E4S-Project / testsuite

E4S test suite with validation tests
MIT License
19 stars 31 forks source link

slepc test fails on perlmutter #53

Closed wspear closed 1 year ago

wspear commented 1 year ago

@balay @joseeroman

The slepc test defined here: https://github.com/E4S-Project/testsuite/tree/master/validation_tests/slepc

Fails for the e4s 22.11 deployment of slepc on perlmutter with this variant:

-- linux-sles15-zen3 / gcc@11.2.0 -------------------------------
5puydjf slepc@3.18.1+arpack~blopex~cuda~rocm build_system=generic

With this console output:

MPICH ERROR [Rank 0] [job id 3727136.93] [Mon Nov 21 12:28:07 2022] [nid001032] - Abort(1616271) (rank 0 in comm 0): Fatal error in PMPI_Init_thread: Other MPI error, error stack:
MPIR_Init_thread(171).......:
MPID_Init(495)..............:
MPIDI_OFI_mpi_init_hook(816):
create_endpoint(1353).......: OFI EP enable failed (ofi_init.c:1353:create_endpoint:Address already in use)

aborting job:
Fatal error in PMPI_Init_thread: Other MPI error, error stack:
MPIR_Init_thread(171).......:
MPID_Init(495)..............:
MPIDI_OFI_mpi_init_hook(816):
create_endpoint(1353).......: OFI EP enable failed (ofi_init.c:1353:create_endpoint:Address already in use)
srun: error: nid001032: task 0: Exited with exit code 255
srun: launch/slurm: _step_signal: Terminating StepId=3727136.93
slurmstepd: error: *** STEP 3727136.93 ON nid001032 CANCELLED AT 2022-11-21T20:28:08 ***
srun: error: nid001032: tasks 1-7: Terminated
srun: Force Terminated StepId=3727136.93
balay commented 1 year ago

Not sure what the issue is.

Presumably the PETSc test builds and runs fine?

Can you change the slpec makefile to the following - and see if it makes a difference? [mpi/arpack should already be setup in default targets - shouldn't need to be respecified..]

include ${SLEPC_ROOT}/lib/slepc/conf/slepc_common

Also - if you replace slepc test cde with petsc test code [in slepc test dir] - does it build/run?

balay commented 1 year ago

And I see:

#!/bin/bash
. ../../setup.sh
spackLoadUnique slepc
export SLEPC_DIR=$SLEPC_ROOT

Can you also set PETSC_DIR env variable to the correct location here? [was it not needed before?]

wspear commented 1 year ago

It looks like this was caused by a poisoned runtime environment.

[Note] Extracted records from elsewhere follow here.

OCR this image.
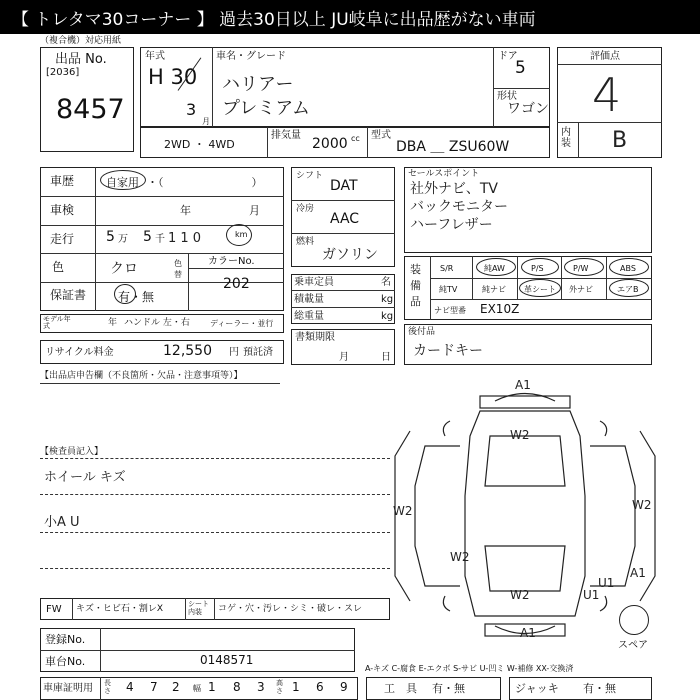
【 トレタマ30コーナー 】 過去30日以上 JU岐阜に出品歴がない車両
（複合機）対応用紙
出品 No.
[2036]
8457
年式
H 30
3
月
車名・グレード
ハリアー
プレミアム
ドア
5
形状
ワゴン
2WD ・ 4WD
排気量
2000 cc 型式
DBA ＿ ZSU60W
評価点
4
内装 B
車歴	自家用 ・（　　　　　　　　）
車検	年	月
走行 5 万 5 千 1 1 0	km
色	クロ	色替
カラーNo.
202
保証書	有・無
モデル年式	年 ハンドル 左・右	ディーラー・並行
リサイクル料金	12,550 円 預託済
シフト
DAT
冷房
AAC
燃料
ガソリン
乗車定員	名
積載量	kg
総重量	kg
書類期限
月	日
セールスポイント
社外ナビ、TV
バックモニター
ハーフレザー
装備品
S/R	純AW	P/S	P/W	ABS
純TV	純ナビ 革シート 外ナビ	エアB
ナビ型番 EX10Z
後付品
カードキー
【出品店申告欄（不良箇所・欠品・注意事項等）】
【検査員記入】
ホイール キズ
小A U
A1
W2
W2	W2
W2
U1
W2
A1
U1
A1
スペア
FW キズ・ヒビ石・割レX	シート内装	コゲ・穴・汚レ・シミ・破レ・スレ
登録No.
車台No.	0148571
A-キズ C-腐食 E-エクボ S-サビ U-凹ミ W-補修 XX-交換済
車庫証明用 長さ 4 7 2 幅 1 8 3 高さ 1 6 9	工　具 有・無	ジャッキ 有・無
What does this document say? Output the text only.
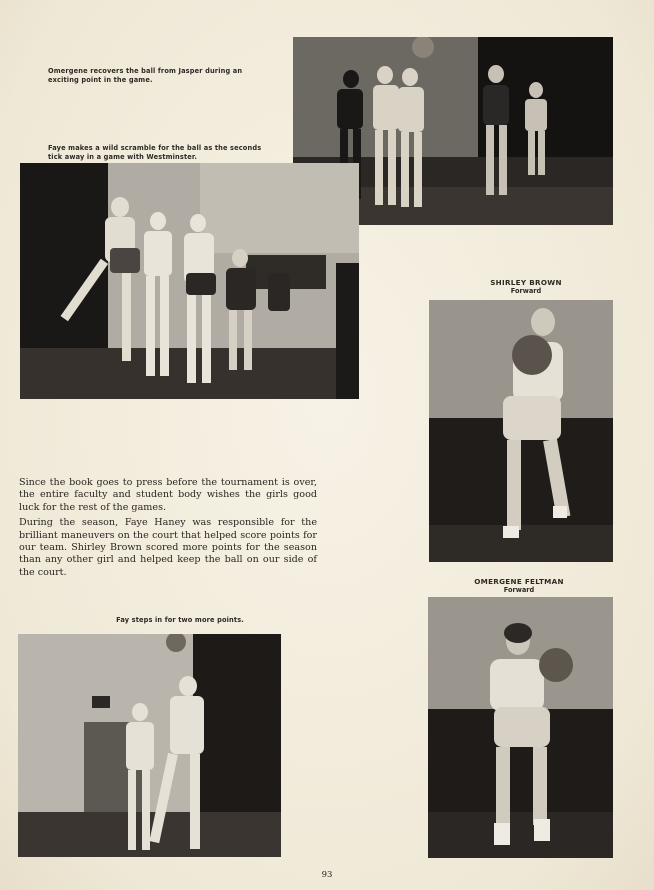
Omergene recovers the ball from Jasper during an exciting point in the game.
Faye makes a wild scramble for the ball as the seconds tick away in a game with Westminster.
SHIRLEY BROWN
Forward

Since the book goes to press before the tournament is over, the entire faculty and student body wishes the girls good luck for the rest of the games.

During the season, Faye Haney was responsible for the brilliant maneuvers on the court that helped score points for our team. Shirley Brown scored more points for the season than any other girl and helped keep the ball on our side of the court.

OMERGENE FELTMAN
Forward
Fay steps in for two more points.
93
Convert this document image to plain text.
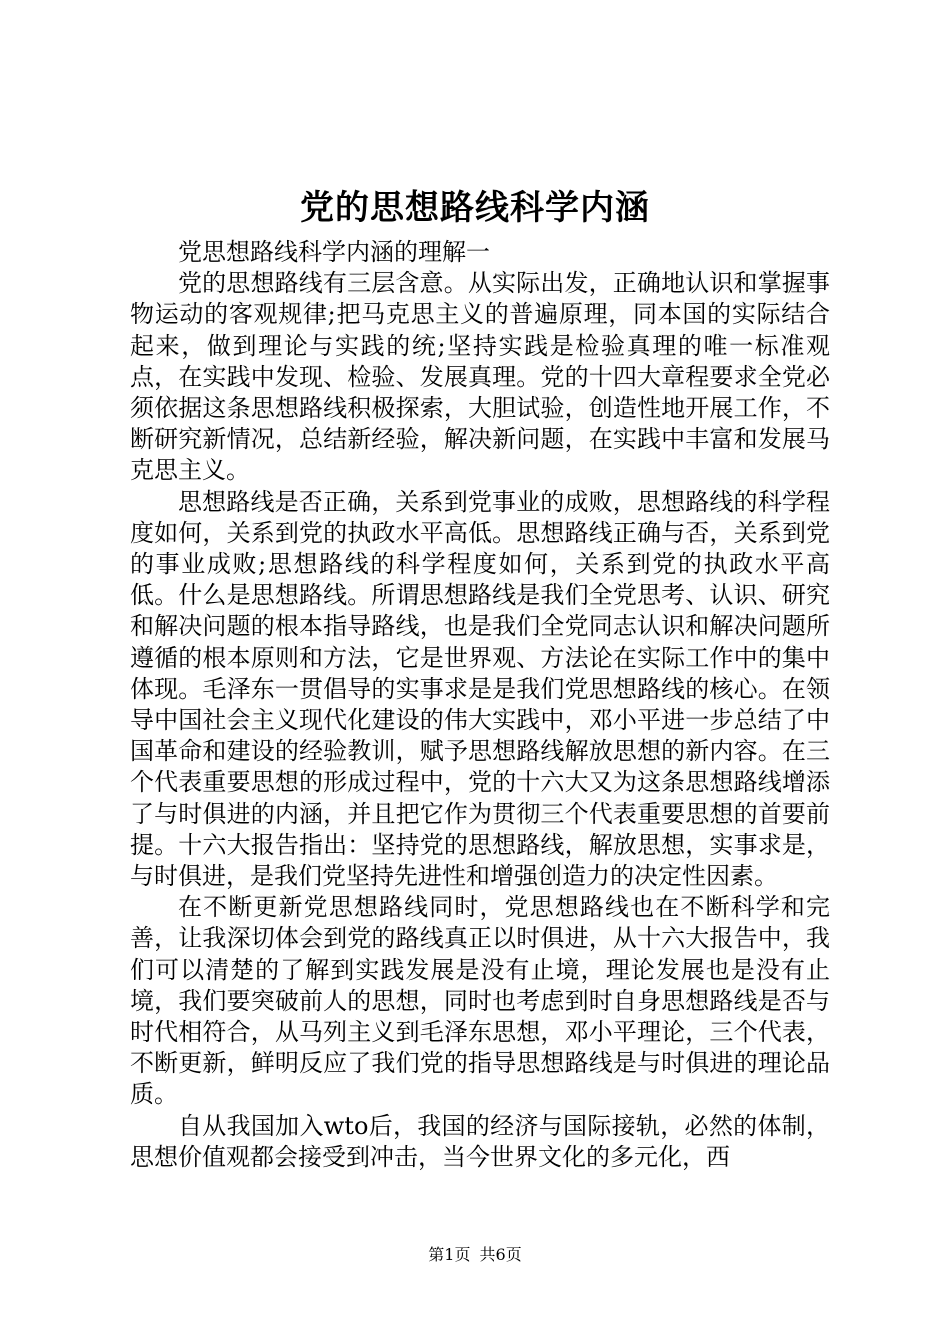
党的思想路线科学内涵

党思想路线科学内涵的理解一

党的思想路线有三层含意。从实际出发，正确地认识和掌握事物运动的客观规律;把马克思主义的普遍原理，同本国的实际结合起来，做到理论与实践的统;坚持实践是检验真理的唯一标准观点，在实践中发现、检验、发展真理。党的十四大章程要求全党必须依据这条思想路线积极探索，大胆试验，创造性地开展工作，不断研究新情况，总结新经验，解决新问题，在实践中丰富和发展马克思主义。

思想路线是否正确，关系到党事业的成败，思想路线的科学程度如何，关系到党的执政水平高低。思想路线正确与否，关系到党的事业成败;思想路线的科学程度如何，关系到党的执政水平高低。什么是思想路线。所谓思想路线是我们全党思考、认识、研究和解决问题的根本指导路线，也是我们全党同志认识和解决问题所遵循的根本原则和方法，它是世界观、方法论在实际工作中的集中体现。毛泽东一贯倡导的实事求是是我们党思想路线的核心。在领导中国社会主义现代化建设的伟大实践中，邓小平进一步总结了中国革命和建设的经验教训，赋予思想路线解放思想的新内容。在三个代表重要思想的形成过程中，党的十六大又为这条思想路线增添了与时俱进的内涵，并且把它作为贯彻三个代表重要思想的首要前提。十六大报告指出：坚持党的思想路线，解放思想，实事求是，与时俱进，是我们党坚持先进性和增强创造力的决定性因素。

在不断更新党思想路线同时，党思想路线也在不断科学和完善，让我深切体会到党的路线真正以时俱进，从十六大报告中，我们可以清楚的了解到实践发展是没有止境，理论发展也是没有止境，我们要突破前人的思想，同时也考虑到时自身思想路线是否与时代相符合，从马列主义到毛泽东思想，邓小平理论，三个代表，不断更新，鲜明反应了我们党的指导思想路线是与时俱进的理论品质。

自从我国加入wto后，我国的经济与国际接轨，必然的体制，思想价值观都会接受到冲击，当今世界文化的多元化，西

第1页 共6页
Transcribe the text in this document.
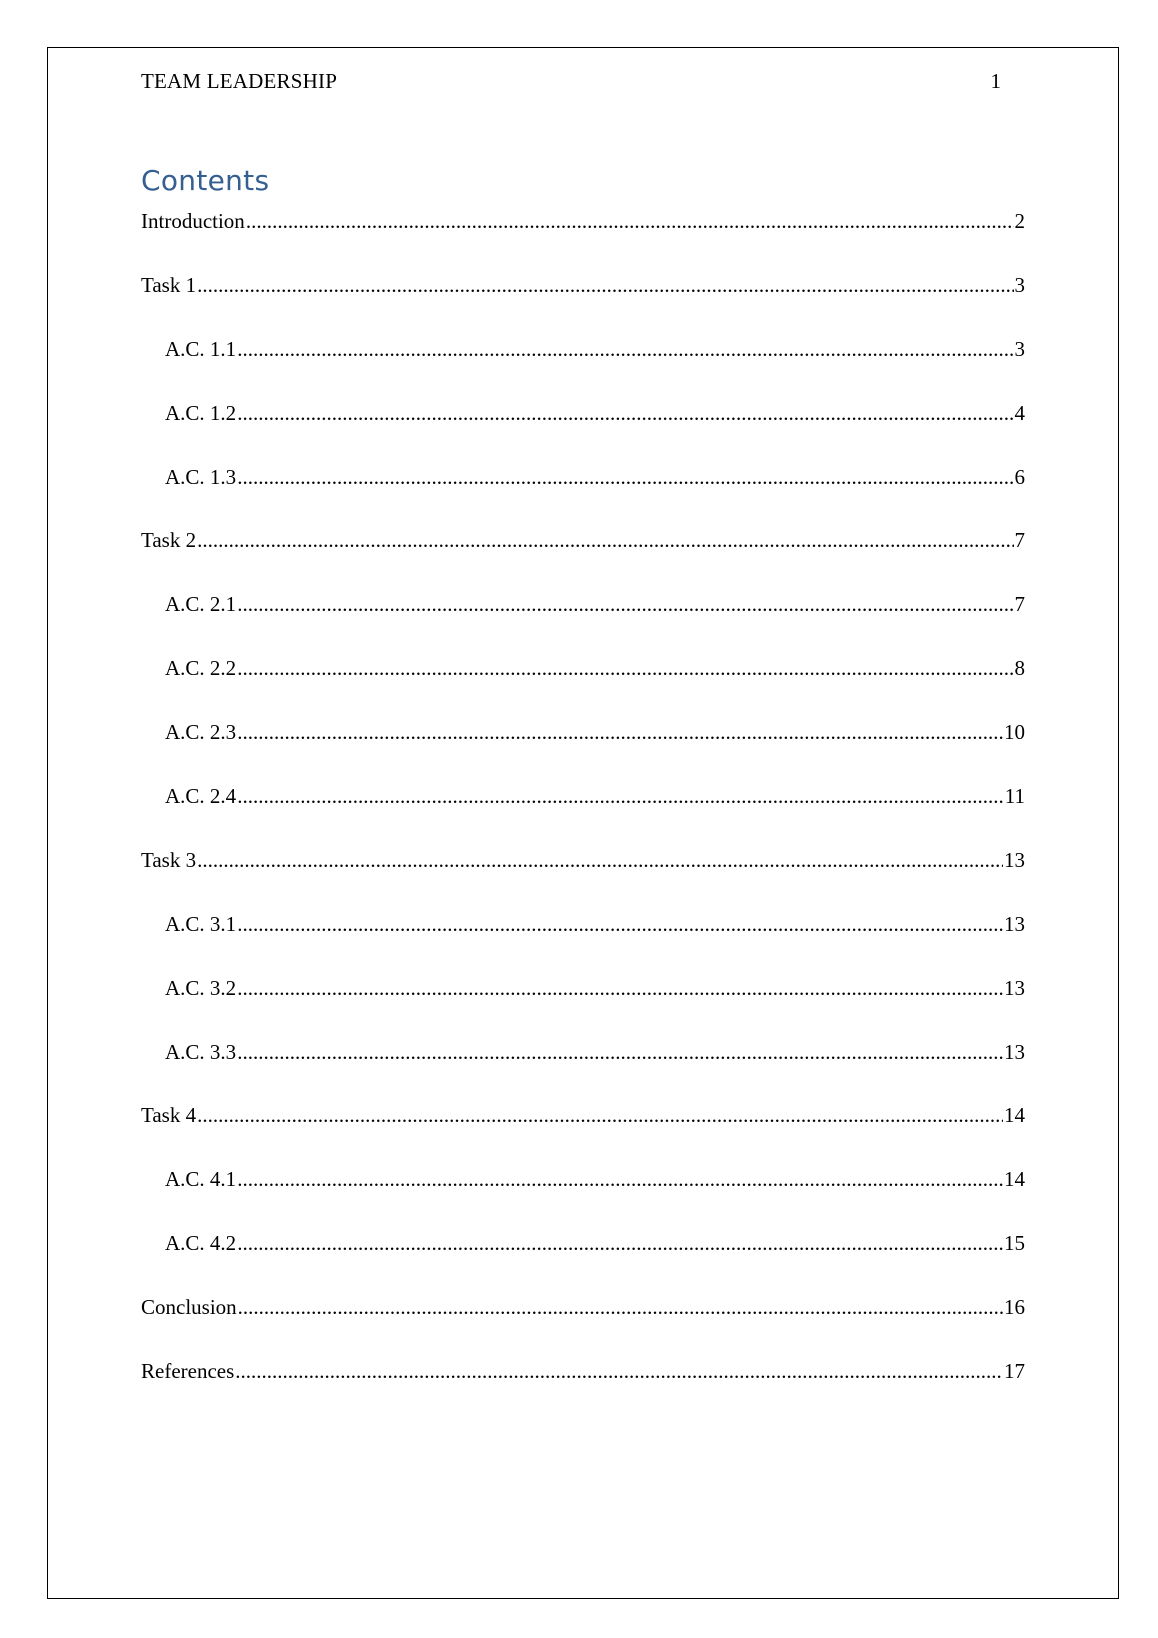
TEAM LEADERSHIP	1
Contents
Introduction .....	2
Task 1 .....	3
A.C. 1.1 .....	3
A.C. 1.2 .....	4
A.C. 1.3 .....	6
Task 2 .....	7
A.C. 2.1 .....	7
A.C. 2.2 .....	8
A.C. 2.3 .....	10
A.C. 2.4 .....	11
Task 3 .....	13
A.C. 3.1 .....	13
A.C. 3.2 .....	13
A.C. 3.3 .....	13
Task 4 .....	14
A.C. 4.1 .....	14
A.C. 4.2 .....	15
Conclusion .....	16
References .....	17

This error doesn't appear on a fresh run node.

balay commented 1 year ago

I think it would still be good to fix the makefile as mentioned above

wspear commented 1 year ago

@balay PETSC_DIR didn't seem to make a difference, though I have added it now.

I only see a dash for your suggested change to the makefile.

Is this what it should look like? This seems to work, anyway.

hello: hello.o
        -${CLINKER} -o hello hello.o ${SLEPC_SYS_LIB} 
        ${RM} hello.o

include ${SLEPC_ROOT}/lib/slepc/conf/slepc_common
balay commented 1 year ago

The suggested change is the single include line - as the default targets can handle compile/link any single source file to a binary.

For ex: https://gitlab.com/slepc/slepc/-/blob/main/src/eps/tutorials/makefile

balay commented 1 year ago

BTW: What you have now is also fine (one of the supported usages). I guess its more descriptive then the current default usage

balay commented 1 year ago

But would replace ${SLEPC_SYS_LIB} with ${SLEPC_LIB} - for this usage..

wspear commented 1 year ago

I hadn't realized slepc_common would automatically find the source files. I'll just go with that. Thanks!